Cabinet design

The original Watt has a Cabinet that is sadly outside almost any DIY'ers ability to copy. It is cast from Corian in one piece apart from the Bottom-plate. This obviously ensures excelent Finish, freedom from panel resonances and a pretty serious weight. Not being able myself to replicate this, I decided to use MDF of 18mm thickness with extensive bracing and double thickness Front and rear walls.

This is nowhere near the level of rigidity and lack of resonance the originals have, but at the same time it is much better than almost any other commercial Speaker I have encountered so far. The two braces are made like the Ribs of a boat or (model) plane. Thus they support all panels but front and rear.

The original Watt has the Drivers mounted slightly recessed and uses a layer of accoustic absorbant foam on the Front-panel to control dispersion and to eliminate diffraction effects around the tweeter and on the Cabinet edges. I replicated this to a degree. In my case the Front-baffle is recessed and a Layer of acousticly absorbent foam (salvaged from a printer silencer hood for dot matrix Printers) with suitable cutouts is used to a similar effect.

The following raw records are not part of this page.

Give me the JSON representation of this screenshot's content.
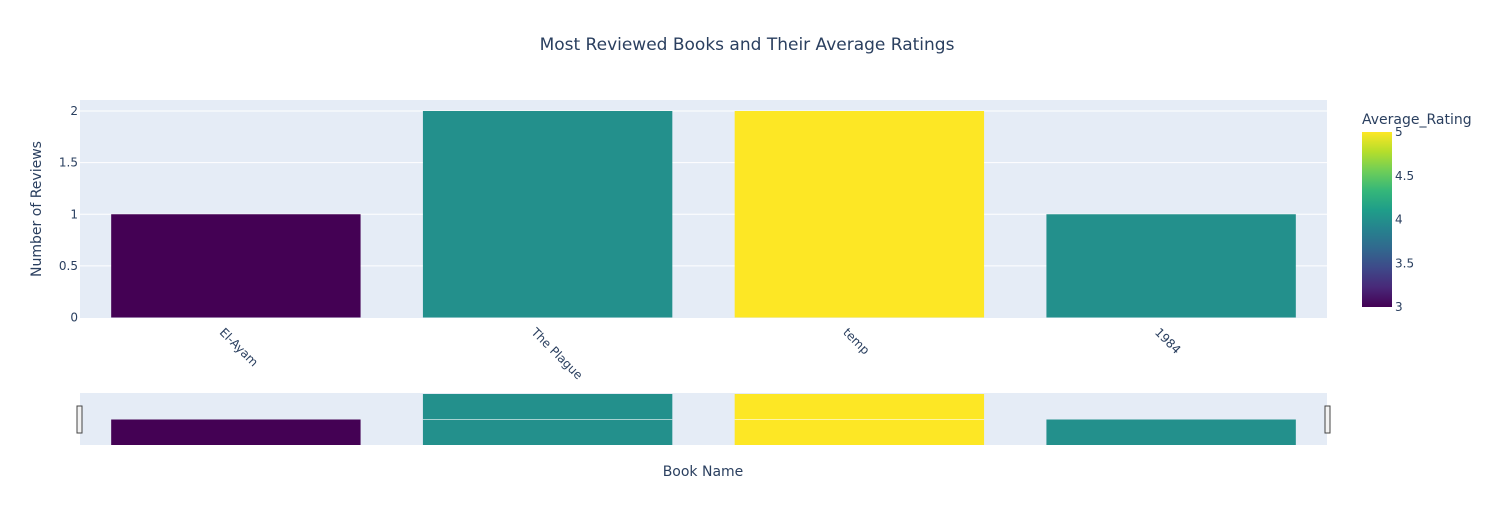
{
  "chart_data": {
    "type": "bar",
    "title": "Most Reviewed Books and Their Average Ratings",
    "xlabel": "Book Name",
    "ylabel": "Number of Reviews",
    "categories": [
      "El-Ayam",
      "The Plague",
      "temp",
      "1984"
    ],
    "values": [
      1,
      2,
      2,
      1
    ],
    "average_rating": [
      3,
      4,
      5,
      4
    ],
    "ylim": [
      0,
      2.05
    ],
    "yticks": [
      0,
      0.5,
      1,
      1.5,
      2
    ],
    "ytick_labels": [
      "0",
      "0.5",
      "1",
      "1.5",
      "2"
    ],
    "grid": true,
    "colorbar": {
      "title": "Average_Rating",
      "colorscale": "Viridis",
      "range": [
        3,
        5
      ],
      "ticks": [
        3,
        3.5,
        4,
        4.5,
        5
      ],
      "tick_labels": [
        "3",
        "3.5",
        "4",
        "4.5",
        "5"
      ]
    },
    "rangeslider": true,
    "legend": "colorbar-right"
  }
}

The Drawings to the left shows the technique of construction quite well. Due to the non-rectangular shape of the Box it is somewhat difficult to assemble. I first fitted the two ribs to the Bottom-panel and let everything settle well. Placing the two front pannel pieces and fixing them temporarily I determined the position for the woofers center and drilled a guide-hole to allow cutting the holes for the woofer. The hole in the panel on the inside of the box was cut larger. A similar technique was applied forthe holes needed for the tweeter and the port.

Following this I fitted the first layer of the Front-rear panel with plenty of Filler/Glue to make a solid connection between front/rear and bottom panel as well as the rib. After again a prolonged period of drying the second layer of the front/rear panel was fitted. I forgot to insert the blind-nuts for fixing the driver and port at this stage and was cursing black strings later, so fit the Blind-nuts for mounting all Drivers and Ports BEFORE fitting the outer front/rear pannel.

After filling in any voids on the top the whole top was sanded with an orbital-sander to make perfectly flat contact surfaces for the Top panel. With that in place and well dry, the sander was again empoloyed to flatten out the Sides. This is done with the ribs as guides. Both bottom and top panel as well as front/rear panel will stand somewhat proud of the surface defined by the ribs. This needs to be eliminated. I suppose a planer could also be used.

On the left you find a drawing showing all the panels needed to complete a pair of the satellites. The final shape is really applied using a planer or a sander. After filling in all remaining voids, holes and sanding all surfaces perfectly flat so on in the cabinets surface, I first sprayed on primer. Several layers of acrylic high gloss black laquer where sprayed and sanded until the Finish was considered okay.

The inside of all larger surfaces in the Cabinet was coverd with self-adheasive bitumen pads. A loose filling of Dacron was used inside the speaker. The Tuning-port is 35 mm inner diameter and 120 mm long. The X-Over has its own small enclosure. It is held in place with double-sided adheasive foam tape which offers a measure of insulation from cabinet resonances.